Abstract

The scope of this research is to assess benthoscape discrimination by airborne light detection and ranging (LIDAR) bathymetry (ALB) on the basis of statistical parameters derived from the LIDAR waveforms, textural information, and local spatial statistics. Analysis of the underwater camera stations allowed clustering of the stations into groups on the basis of their habitat composition (β-diversity). Twelve descriptive statistics describing the shape of the bottom part of the waveform, also called 12 benthic parameters, were used for discriminating four benthic habitats. A K-means classification and a supervised method based on the Support Vector Machine (SVM) were applied to this dataset, and overall accuracies of 67.7% and 89.9% were obtained, respectively. Geostatistical analyses, using 11 textural measures, defined by the gray-level occurrence matrix (GLOM) and the gray-level co-occurrence matrix (GLCM), and three local spatial statistics were then applied to the 12 benthic parameters to enhance the SVM classification performance.
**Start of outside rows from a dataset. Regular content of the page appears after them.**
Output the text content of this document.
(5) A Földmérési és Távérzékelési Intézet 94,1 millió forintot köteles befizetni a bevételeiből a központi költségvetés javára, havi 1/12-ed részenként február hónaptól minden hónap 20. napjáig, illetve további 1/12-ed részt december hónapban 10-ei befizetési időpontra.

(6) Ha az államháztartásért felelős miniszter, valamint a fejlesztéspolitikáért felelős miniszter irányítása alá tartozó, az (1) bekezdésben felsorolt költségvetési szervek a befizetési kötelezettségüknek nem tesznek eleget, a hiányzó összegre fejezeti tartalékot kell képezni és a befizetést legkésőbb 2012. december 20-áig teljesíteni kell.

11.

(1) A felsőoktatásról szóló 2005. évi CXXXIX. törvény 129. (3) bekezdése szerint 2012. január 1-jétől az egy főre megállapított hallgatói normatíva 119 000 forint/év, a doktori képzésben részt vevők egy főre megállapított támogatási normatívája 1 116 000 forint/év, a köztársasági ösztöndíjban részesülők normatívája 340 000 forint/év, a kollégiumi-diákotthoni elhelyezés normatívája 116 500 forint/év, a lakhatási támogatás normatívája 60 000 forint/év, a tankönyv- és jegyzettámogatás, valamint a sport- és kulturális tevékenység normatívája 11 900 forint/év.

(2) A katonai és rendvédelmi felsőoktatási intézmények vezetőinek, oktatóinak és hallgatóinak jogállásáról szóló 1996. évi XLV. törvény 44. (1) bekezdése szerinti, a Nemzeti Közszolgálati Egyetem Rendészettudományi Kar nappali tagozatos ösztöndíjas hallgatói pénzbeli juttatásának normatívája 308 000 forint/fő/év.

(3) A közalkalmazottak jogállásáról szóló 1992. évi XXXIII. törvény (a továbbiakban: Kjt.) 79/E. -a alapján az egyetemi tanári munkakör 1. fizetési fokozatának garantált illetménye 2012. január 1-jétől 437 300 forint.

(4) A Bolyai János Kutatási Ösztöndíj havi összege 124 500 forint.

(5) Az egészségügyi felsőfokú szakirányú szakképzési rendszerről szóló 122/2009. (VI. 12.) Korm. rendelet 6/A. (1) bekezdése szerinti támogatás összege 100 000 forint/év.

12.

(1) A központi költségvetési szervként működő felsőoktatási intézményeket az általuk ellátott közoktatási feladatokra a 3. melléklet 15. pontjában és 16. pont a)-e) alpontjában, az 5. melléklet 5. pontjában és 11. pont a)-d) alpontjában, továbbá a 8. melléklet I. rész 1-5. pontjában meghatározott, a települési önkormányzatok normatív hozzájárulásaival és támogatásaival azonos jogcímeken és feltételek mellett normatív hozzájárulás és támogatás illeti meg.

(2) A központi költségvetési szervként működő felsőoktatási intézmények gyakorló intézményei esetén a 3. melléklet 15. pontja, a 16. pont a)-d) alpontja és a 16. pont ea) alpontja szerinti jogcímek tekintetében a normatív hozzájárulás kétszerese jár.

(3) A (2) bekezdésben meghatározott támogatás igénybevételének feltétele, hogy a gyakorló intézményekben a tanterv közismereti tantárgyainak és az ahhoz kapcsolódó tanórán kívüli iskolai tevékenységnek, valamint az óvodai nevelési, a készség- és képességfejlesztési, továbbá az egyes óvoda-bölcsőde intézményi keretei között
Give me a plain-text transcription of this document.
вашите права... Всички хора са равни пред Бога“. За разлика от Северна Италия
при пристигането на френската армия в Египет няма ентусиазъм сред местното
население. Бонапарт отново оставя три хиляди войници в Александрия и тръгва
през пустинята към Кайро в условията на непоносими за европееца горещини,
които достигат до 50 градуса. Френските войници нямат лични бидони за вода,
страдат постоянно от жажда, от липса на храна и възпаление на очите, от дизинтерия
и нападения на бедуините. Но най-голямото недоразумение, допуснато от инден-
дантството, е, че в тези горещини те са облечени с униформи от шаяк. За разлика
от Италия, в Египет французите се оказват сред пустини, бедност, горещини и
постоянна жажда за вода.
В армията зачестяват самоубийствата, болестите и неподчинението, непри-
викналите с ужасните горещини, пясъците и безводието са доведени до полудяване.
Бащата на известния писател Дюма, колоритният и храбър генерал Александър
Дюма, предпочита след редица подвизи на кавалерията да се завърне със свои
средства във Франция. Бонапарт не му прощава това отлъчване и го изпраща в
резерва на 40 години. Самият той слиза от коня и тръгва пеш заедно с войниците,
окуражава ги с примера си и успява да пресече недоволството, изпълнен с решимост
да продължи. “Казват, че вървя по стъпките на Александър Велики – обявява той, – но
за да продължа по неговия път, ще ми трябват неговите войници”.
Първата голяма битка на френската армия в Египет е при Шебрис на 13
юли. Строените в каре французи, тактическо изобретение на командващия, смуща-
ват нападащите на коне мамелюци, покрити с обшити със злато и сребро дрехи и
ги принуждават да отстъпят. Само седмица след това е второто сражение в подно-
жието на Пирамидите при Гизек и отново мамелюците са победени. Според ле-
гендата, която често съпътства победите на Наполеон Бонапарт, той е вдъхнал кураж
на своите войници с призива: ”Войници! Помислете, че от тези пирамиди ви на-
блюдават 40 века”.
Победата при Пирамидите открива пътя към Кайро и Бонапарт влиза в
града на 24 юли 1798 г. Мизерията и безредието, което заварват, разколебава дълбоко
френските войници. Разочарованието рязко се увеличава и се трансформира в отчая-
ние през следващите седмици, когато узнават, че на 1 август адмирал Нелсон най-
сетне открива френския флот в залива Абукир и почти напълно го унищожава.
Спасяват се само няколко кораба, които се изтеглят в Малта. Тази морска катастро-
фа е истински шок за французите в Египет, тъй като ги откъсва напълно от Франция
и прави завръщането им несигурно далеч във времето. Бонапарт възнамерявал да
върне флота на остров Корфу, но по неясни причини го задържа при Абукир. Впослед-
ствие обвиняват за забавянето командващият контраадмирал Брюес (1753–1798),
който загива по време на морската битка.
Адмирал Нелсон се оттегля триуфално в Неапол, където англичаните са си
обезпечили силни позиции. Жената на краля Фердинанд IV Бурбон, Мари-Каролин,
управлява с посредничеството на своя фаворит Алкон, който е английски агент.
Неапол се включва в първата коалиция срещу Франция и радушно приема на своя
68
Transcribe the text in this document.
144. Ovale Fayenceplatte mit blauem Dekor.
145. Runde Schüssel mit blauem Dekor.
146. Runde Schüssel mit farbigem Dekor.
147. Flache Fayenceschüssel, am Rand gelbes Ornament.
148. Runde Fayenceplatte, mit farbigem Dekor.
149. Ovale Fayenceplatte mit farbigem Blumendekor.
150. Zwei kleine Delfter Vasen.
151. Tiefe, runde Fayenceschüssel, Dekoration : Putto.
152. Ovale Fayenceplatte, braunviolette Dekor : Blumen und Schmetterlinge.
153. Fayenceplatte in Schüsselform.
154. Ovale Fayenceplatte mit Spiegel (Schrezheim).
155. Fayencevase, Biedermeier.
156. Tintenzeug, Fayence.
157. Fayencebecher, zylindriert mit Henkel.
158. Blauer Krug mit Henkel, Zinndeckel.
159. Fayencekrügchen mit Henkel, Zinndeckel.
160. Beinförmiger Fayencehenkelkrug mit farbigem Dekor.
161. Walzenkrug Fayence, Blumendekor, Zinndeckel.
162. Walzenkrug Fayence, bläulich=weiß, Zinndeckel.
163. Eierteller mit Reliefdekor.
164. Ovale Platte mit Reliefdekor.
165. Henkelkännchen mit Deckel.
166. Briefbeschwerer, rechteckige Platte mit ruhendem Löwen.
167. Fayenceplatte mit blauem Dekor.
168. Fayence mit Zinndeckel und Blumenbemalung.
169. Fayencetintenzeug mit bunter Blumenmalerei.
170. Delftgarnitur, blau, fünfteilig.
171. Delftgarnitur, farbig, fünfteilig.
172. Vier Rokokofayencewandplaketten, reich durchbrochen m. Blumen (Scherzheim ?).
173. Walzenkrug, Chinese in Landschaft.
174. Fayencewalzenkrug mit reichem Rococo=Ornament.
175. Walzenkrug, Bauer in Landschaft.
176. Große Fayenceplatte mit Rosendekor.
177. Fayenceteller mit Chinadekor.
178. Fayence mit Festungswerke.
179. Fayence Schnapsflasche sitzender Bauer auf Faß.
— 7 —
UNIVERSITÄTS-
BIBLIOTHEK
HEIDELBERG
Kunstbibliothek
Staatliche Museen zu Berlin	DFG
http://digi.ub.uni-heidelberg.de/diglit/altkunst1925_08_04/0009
The assessment of the contribution of geostatistics into benthic class segmentation was achieved by computation of separability distance. Mean (from the GLOM), mean (from the GLCM) and the local Getis-Ord statistic yielded the best rates of discrimination. These added metrics, integrated with bands related to the 12 benthic parameters, showed that the rate of correct (supervised) classification was thereby improved and increased by 5.3%. Finally, the first four principal components (PCs) (i.e., 90.41% of the 12 parameter variances, boosted by the three best geostatistics) brought out an overall accuracy of 93.3%, showing evidence for optimizing the classification processing.